When evolution realizes large deviations of fitness: from speciation to dynamical phase transitions
Sara Dal Cengio, Quentin Laurenceau, Vivien Lecomte, Charline Smadi, Julien Tailleur
TL;DR
By connecting Moran-type evolution with large-deviation trajectory theory, the paper shows that trajectory fitness $F=\int_0^t dt'\, f^0_{\mathcal C(t')}$ is controlled by a biased generator $\hat{\mathbb W}_s=\mathbb W+\mathbb f$ and its largest eigenvalue $\psi_s$ gives the scaled cumulant generating function.

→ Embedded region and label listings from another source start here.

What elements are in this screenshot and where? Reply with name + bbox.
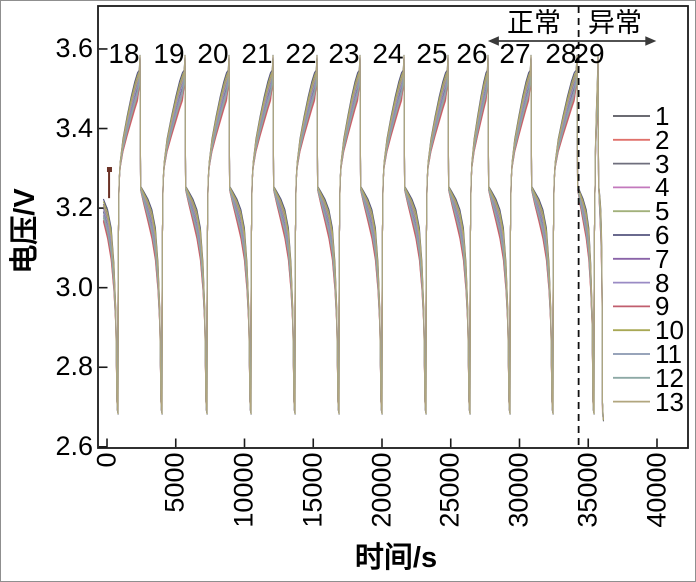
legend-item-1: 1: [655, 101, 670, 131]
legend-item-5: 5: [655, 196, 670, 227]
legend-item-2: 2: [655, 124, 670, 155]
y-tick-label: 3.2: [55, 192, 93, 223]
x-tick-label: 40000: [641, 452, 671, 528]
series-13-curve: [102, 55, 604, 420]
legend-item-9: 9: [655, 291, 670, 322]
plot-frame: [97, 5, 689, 449]
legend-item-10: 10: [655, 315, 684, 346]
cycle-label: 28: [545, 38, 577, 69]
x-tick-label: 15000: [297, 452, 328, 528]
x-tick-label: 20000: [366, 452, 396, 528]
y-tick-label: 3.6: [55, 33, 93, 63]
x-tick-label: 25000: [434, 452, 465, 528]
legend-item-4: 4: [655, 172, 670, 203]
legend-item-7: 7: [655, 243, 670, 274]
legend-item-8: 8: [655, 267, 670, 298]
cycle-label: 25: [416, 38, 448, 69]
legend-item-11: 11: [655, 339, 682, 369]
legend-item-3: 3: [655, 148, 670, 179]
abnormal-annotation: 异常: [588, 8, 642, 38]
legend-item-12: 12: [655, 362, 684, 393]
cycle-label: 21: [241, 38, 273, 69]
legend-item-6: 6: [655, 220, 670, 250]
y-tick-label: 3.4: [55, 112, 93, 143]
y-tick-label: 2.6: [55, 430, 93, 461]
x-tick-label: 30000: [503, 452, 534, 528]
cycle-label: 18: [108, 38, 140, 69]
legend-item-13: 13: [655, 386, 684, 417]
cycle-label: 27: [499, 38, 531, 69]
start-marker: [106, 167, 112, 173]
cycle-label: 26: [456, 38, 488, 69]
arrowhead-left-icon: [487, 36, 499, 46]
cycle-label: 20: [197, 38, 229, 69]
x-tick-label: 10000: [228, 452, 259, 528]
y-tick-label: 2.8: [55, 351, 93, 382]
arrowhead-right-icon: [645, 36, 657, 46]
cycle-label: 29: [573, 38, 605, 69]
y-tick-label: 3.0: [55, 271, 93, 302]
x-axis-label: 时间/s: [354, 542, 438, 574]
x-tick-label: 0: [91, 452, 121, 468]
cycle-label: 19: [153, 38, 185, 69]
cycle-label: 23: [328, 38, 360, 69]
normal-annotation: 正常: [507, 8, 561, 38]
cycle-label: 22: [285, 38, 317, 69]
x-tick-label: 5000: [159, 452, 190, 513]
x-tick-label: 35000: [572, 452, 603, 528]
cycle-label: 24: [372, 38, 404, 69]
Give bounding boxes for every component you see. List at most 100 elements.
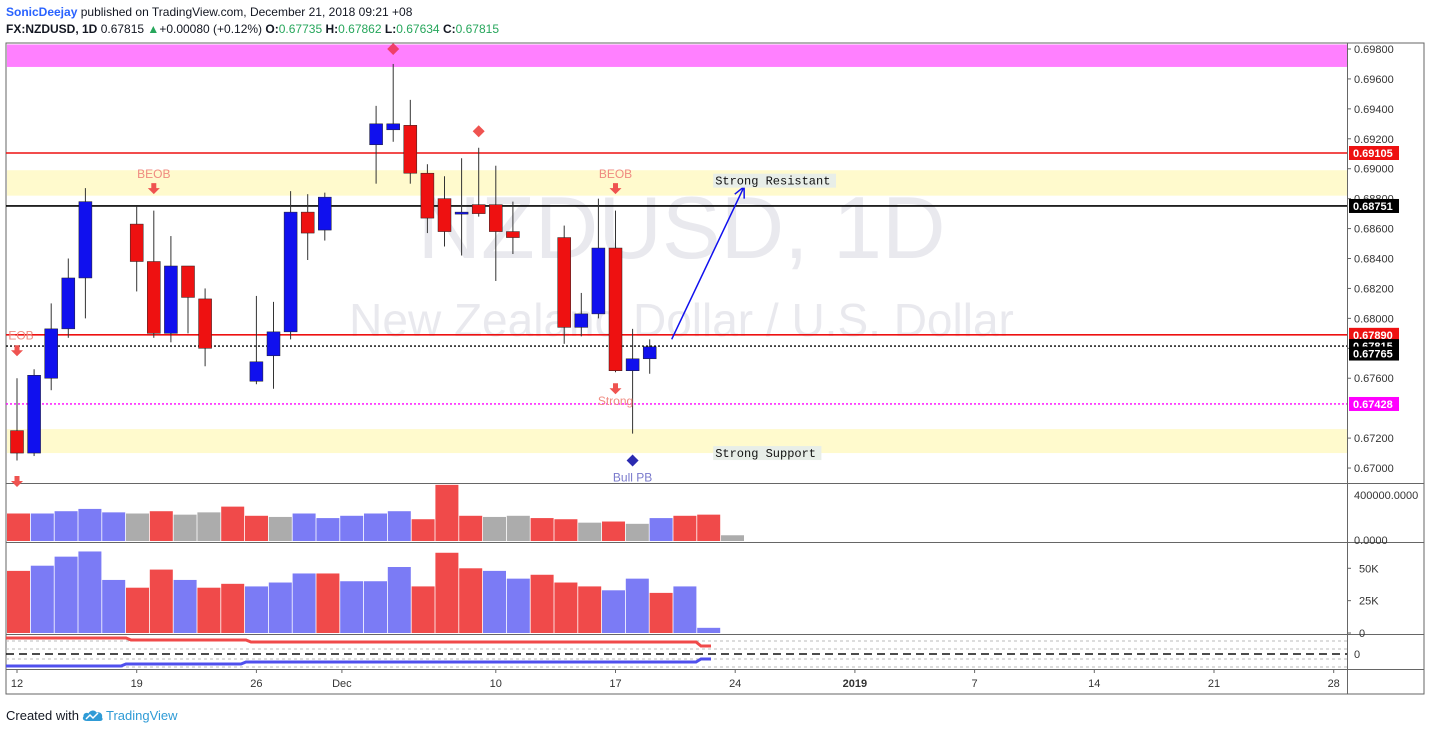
indicator3-red-line (6, 636, 711, 648)
volume-bar (292, 513, 316, 541)
chart-header-publisher: SonicDeejay published on TradingView.com… (6, 5, 412, 19)
time-tick-label: 26 (250, 678, 262, 690)
candle-body (283, 211, 298, 333)
candle-body (181, 265, 195, 298)
time-tick-label: 24 (729, 678, 741, 690)
volume-bar (7, 513, 30, 541)
time-tick-label: 19 (131, 678, 143, 690)
indicator-bar (102, 579, 126, 633)
footer: Created with TradingView (6, 708, 178, 723)
indicator-bar (245, 586, 268, 633)
volume-bar (625, 523, 649, 541)
strong-marker-label: Strong (598, 394, 633, 408)
volume-bar (411, 519, 435, 541)
high-label: H: (325, 22, 339, 36)
high-value: 0.67862 (338, 22, 382, 36)
indicator-bar (221, 583, 245, 633)
price-label-text: 0.67890 (1353, 330, 1393, 342)
candle-body (454, 211, 469, 215)
created-with-text: Created with (6, 708, 79, 723)
published-text: published on TradingView.com, December 2… (80, 5, 413, 19)
indicator-tick-label: 0 (1359, 628, 1365, 640)
volume-bar (721, 535, 744, 541)
volume-tick-label: 400000.0000 (1354, 490, 1418, 502)
tradingview-brand-link[interactable]: TradingView (79, 708, 178, 723)
volume-bar (387, 511, 411, 541)
annotation-label[interactable]: Strong Support (713, 446, 822, 461)
candle-body (44, 328, 58, 379)
price-label-text: 0.69105 (1353, 148, 1393, 160)
indicator-bar (387, 567, 411, 633)
indicator-bar (697, 627, 721, 633)
indicator-bar (530, 574, 554, 633)
volume-bar (102, 512, 126, 541)
annotation-label[interactable]: Strong Resistant (713, 173, 836, 189)
low-value: 0.67634 (396, 22, 440, 36)
volume-bar (245, 515, 268, 541)
volume-bar (578, 522, 602, 541)
candle-body (78, 201, 93, 279)
tradingview-cloud-icon (82, 710, 103, 721)
indicator-bar (506, 578, 530, 633)
indicator-bar (316, 573, 340, 633)
indicator-bar (292, 573, 316, 633)
volume-bar (126, 513, 149, 541)
price-tick-label: 0.69600 (1354, 74, 1394, 86)
volume-bar (364, 513, 387, 541)
author-link[interactable]: SonicDeejay (6, 5, 78, 19)
volume-bar (554, 519, 578, 541)
red-diamond-icon (472, 125, 485, 138)
volume-bar (649, 518, 673, 541)
indicator-tick-label: 50K (1359, 563, 1379, 575)
indicator-bar (578, 586, 602, 633)
eob-marker-label: EOB (8, 328, 33, 342)
candle-body (471, 204, 486, 214)
open-label: O: (265, 22, 279, 36)
indicator-bar (30, 565, 54, 633)
zone-box (7, 429, 1347, 454)
indicator-bar (126, 587, 149, 633)
candle-body (27, 374, 41, 454)
price-tick-label: 0.68400 (1354, 254, 1394, 266)
zone-box (7, 170, 1347, 196)
change-value: +0.00080 (+0.12%) (159, 22, 263, 36)
price-tick-label: 0.68600 (1354, 224, 1394, 236)
chart-frame (5, 42, 1425, 695)
indicator-bar (411, 586, 435, 633)
time-tick-label: 12 (11, 678, 23, 690)
volume-bar (197, 512, 221, 541)
price-tick-label: 0.69800 (1354, 44, 1394, 56)
price-tick-label: 0.69200 (1354, 134, 1394, 146)
time-tick-label: 7 (972, 678, 978, 690)
annotation-text: Strong Resistant (715, 175, 830, 189)
volume-bar (435, 484, 459, 541)
candle-body (557, 237, 571, 328)
annotation-background (713, 446, 822, 461)
indicator3-blue-line (6, 657, 711, 668)
volume-bar (173, 514, 197, 541)
volume-bar (673, 515, 697, 541)
time-tick-label: 21 (1208, 678, 1220, 690)
candle-body (249, 361, 264, 382)
bull-pb-diamond-icon (626, 454, 639, 467)
candle-body (164, 265, 178, 334)
candle-body (318, 196, 332, 231)
volume-bar (149, 511, 173, 541)
pink-diamond-icon (387, 43, 400, 55)
time-tick-label: Dec (332, 678, 352, 690)
candle-body (420, 172, 435, 219)
price-label-tag (1349, 346, 1399, 361)
indicator-bar (554, 582, 578, 633)
candle-body (300, 211, 315, 234)
bull-pb-marker-label: Bull PB (613, 471, 652, 485)
indicator-bar (173, 579, 197, 633)
annotation-background (713, 173, 836, 188)
candle-body (591, 247, 606, 315)
price-tick-label: 0.69400 (1354, 104, 1394, 116)
candle-body (489, 204, 503, 232)
candle-body (608, 247, 623, 372)
last-price: 0.67815 (100, 22, 145, 36)
price-label-tag (1349, 146, 1399, 160)
indicator-bar (673, 586, 697, 633)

In the large-$N$ limit, the nonlinear Moran dynamics reproduce the linear biased dynamics, with the genotype abundances obeying $|x(t)\rangle=|\hat P_s(t)\rangle/\mathcal Z_s(t)$ and $\mathcal Z_s(t)=\langle e^{sF(t)}\rangle$. Varying $s$ induces dynamical phase transitions in the genome distribution, from unimodal to bimodal (sympatric speciation) or from smooth to discontinuous changes, and finite-$N$ effects yield coexistence or stochastic switching depending on population size. The framework further extends beyond fixed-population Moran models to non-constant populations with birth–death and interaction terms, establishing a general route to realize and analyze large deviations and dynamical transitions in evolutionary dynamics.
Abstract
We explore the connection between evolution and large-deviation theory. To do so, we study evolutionary dynamics in which individuals experience mutations, reproduction, and selection using variants of the Moran model. We show that, in the large population size limit, the impact of reproduction and selection amounts to realizing a large-deviation dynamics for the non-interacting random walk in which individuals simply explore the genome landscape due to mutations. This mapping, which holds at all times, allows us to recast transitions in the population genome distribution as dynamical phase transitions, which can then be studied using the toolbox of large-deviation theory. Finally, we show that the mapping extends beyond the class of Moran models.